“Not many people are scrupulous about smuggling when, without perjury, they can find any safe and easy opportunity of doing so. To pretend to have any scruple about buying smuggled goods…would in most countries be regarded as one of those pedantic pieces of hypocrisy…”
–Adam Smith, The Wealth of the Nations
I have decided long ago that piracy, no matter how presented, is still piracy. Music, movies, computer software, even photocopied books and manuals – if not bought legitimately from copyrighted authors are products of piracy. Also, when we talk about digital piracy here, legalities and moral attributes are immaterial.
There’s significant evidence that not everyone is given opportunities to procure legally-sanctioned materials when access, price, and means for it are impossible to bear. Now for someone to vehemently denounce piracy in the Philippines is a fool. Look around; the ingenuity of the Pinoy handiwork is translated through bootlegged materials, from household appliances to SPAM. Note the difference: a pirated version is considerably much cheaper than the original work. It’s not pretty or lawful but it exists. And it’s a strong force. Thus one wonders why the clamor against piracy is at its loudest from big, multi-national distribution companies. Was it because the bulk of price from these expensive original materials are their doing alone? Make no mistake: Despite scourged with little resources and accessibility, most people will not patronize bootlegged work if their original counterpart was conveniently available and sold reasonably and equitably. But reality is, in most cases, price outweighs the rules.

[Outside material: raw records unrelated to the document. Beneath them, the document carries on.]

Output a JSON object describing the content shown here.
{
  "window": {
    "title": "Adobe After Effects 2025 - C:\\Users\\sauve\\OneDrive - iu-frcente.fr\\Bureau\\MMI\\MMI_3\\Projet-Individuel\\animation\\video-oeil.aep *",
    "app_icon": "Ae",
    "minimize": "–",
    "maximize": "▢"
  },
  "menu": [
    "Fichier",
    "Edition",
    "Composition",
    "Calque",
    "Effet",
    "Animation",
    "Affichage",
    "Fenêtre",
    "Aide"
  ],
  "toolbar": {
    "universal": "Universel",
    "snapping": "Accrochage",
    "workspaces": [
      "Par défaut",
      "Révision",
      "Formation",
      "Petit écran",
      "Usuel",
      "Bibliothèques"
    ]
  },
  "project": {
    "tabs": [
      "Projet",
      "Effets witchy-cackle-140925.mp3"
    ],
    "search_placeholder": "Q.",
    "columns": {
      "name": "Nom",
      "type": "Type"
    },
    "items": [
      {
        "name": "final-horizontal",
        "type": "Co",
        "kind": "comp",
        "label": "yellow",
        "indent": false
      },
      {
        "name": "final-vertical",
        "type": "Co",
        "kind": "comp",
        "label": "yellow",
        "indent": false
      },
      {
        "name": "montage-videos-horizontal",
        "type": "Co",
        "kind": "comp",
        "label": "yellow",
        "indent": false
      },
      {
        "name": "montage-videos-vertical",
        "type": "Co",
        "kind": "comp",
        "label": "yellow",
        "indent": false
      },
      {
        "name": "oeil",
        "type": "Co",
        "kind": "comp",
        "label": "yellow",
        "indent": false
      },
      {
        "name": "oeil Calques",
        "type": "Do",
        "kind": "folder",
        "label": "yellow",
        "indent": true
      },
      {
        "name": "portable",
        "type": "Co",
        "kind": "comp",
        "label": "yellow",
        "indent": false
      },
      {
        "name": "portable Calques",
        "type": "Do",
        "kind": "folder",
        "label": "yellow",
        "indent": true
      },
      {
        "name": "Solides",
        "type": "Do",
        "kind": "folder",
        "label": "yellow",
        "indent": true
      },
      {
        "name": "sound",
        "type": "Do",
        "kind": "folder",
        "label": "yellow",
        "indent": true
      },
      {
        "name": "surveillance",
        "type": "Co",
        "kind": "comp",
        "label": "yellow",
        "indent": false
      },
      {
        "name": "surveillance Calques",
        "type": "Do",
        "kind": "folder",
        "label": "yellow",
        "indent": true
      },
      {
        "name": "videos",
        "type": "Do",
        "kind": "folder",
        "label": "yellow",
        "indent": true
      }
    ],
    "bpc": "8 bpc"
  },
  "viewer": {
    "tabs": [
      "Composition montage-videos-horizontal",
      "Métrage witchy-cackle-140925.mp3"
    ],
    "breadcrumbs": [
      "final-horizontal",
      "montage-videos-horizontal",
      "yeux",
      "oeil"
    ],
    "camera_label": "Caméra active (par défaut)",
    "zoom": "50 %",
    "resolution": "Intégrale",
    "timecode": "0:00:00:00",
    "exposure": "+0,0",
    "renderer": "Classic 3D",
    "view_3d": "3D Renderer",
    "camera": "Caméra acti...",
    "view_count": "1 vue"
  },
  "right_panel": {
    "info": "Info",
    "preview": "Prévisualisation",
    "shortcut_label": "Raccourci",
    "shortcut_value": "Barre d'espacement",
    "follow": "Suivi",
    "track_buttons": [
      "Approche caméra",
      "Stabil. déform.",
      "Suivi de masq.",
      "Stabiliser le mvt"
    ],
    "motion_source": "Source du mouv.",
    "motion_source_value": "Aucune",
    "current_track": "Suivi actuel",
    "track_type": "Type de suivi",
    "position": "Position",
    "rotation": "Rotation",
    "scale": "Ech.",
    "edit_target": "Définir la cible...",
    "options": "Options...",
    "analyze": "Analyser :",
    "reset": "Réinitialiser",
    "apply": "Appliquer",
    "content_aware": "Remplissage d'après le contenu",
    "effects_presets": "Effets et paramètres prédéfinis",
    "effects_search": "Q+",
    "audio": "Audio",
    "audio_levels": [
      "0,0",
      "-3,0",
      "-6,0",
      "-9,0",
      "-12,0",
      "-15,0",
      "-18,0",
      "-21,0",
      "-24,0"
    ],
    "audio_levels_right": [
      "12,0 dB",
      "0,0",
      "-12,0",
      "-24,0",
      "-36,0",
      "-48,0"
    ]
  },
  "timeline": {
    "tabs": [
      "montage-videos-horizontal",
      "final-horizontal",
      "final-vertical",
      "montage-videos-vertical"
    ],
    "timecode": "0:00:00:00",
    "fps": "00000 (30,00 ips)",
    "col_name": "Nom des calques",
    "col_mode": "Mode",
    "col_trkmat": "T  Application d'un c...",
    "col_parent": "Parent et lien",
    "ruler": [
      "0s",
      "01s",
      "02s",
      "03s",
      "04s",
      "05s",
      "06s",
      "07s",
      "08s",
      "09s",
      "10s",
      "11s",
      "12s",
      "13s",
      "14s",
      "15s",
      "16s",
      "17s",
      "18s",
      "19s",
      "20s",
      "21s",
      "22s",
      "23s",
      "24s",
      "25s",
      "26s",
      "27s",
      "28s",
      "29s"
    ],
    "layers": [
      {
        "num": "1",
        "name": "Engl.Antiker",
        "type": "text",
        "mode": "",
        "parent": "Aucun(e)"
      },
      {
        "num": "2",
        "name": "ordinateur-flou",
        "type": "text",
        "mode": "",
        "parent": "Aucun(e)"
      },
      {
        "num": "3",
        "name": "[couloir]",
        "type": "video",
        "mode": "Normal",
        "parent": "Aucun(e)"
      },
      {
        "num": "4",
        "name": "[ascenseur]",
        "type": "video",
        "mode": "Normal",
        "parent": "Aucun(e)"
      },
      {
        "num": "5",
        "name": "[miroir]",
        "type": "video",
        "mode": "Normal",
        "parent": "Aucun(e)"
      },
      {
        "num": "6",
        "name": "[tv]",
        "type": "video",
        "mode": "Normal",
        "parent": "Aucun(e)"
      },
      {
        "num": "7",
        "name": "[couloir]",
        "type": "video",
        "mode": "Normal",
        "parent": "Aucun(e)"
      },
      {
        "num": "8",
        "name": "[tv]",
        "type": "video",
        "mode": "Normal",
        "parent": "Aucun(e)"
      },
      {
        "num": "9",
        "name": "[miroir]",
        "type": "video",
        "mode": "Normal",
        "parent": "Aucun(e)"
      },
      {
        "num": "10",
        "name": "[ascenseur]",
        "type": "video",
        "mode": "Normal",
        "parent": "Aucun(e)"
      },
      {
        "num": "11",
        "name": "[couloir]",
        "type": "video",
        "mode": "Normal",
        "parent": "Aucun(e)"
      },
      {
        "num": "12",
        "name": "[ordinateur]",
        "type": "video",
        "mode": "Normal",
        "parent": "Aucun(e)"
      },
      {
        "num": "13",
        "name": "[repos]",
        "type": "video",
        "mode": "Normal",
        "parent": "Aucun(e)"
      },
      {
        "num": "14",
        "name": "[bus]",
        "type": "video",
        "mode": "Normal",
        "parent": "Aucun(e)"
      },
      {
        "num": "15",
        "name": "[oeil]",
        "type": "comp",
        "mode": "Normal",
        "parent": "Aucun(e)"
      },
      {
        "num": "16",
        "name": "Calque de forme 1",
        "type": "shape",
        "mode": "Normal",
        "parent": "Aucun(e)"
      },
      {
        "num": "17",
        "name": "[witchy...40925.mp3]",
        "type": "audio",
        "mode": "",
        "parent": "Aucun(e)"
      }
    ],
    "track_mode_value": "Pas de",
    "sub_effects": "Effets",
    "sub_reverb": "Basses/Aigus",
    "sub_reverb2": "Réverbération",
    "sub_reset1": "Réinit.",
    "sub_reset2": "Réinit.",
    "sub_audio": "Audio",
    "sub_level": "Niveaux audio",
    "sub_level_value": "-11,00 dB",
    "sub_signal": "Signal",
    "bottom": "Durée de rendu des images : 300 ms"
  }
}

Authors of original work regard piracy as a long standing problem because it violates their very copyright protection. But many of them, in some extent, support the distribution mechanism of piracy especially if theirs were censored or prohibited for public release and exhibition. Filipino filmmaker Brillante Mendoza, a Best Director awardee at Cannes Film Festival whose films are revered in countries around the world but his, often wanders around Quiapo for pirated copies of his most notably R-rated and provocative films. During a CNN profile on the filmmaker, Mendoza toured around Manila’s mecca of unreal and shared that he really doesn’t have problems on how they are acquired but he desires that his films be viewed by more Filipinos.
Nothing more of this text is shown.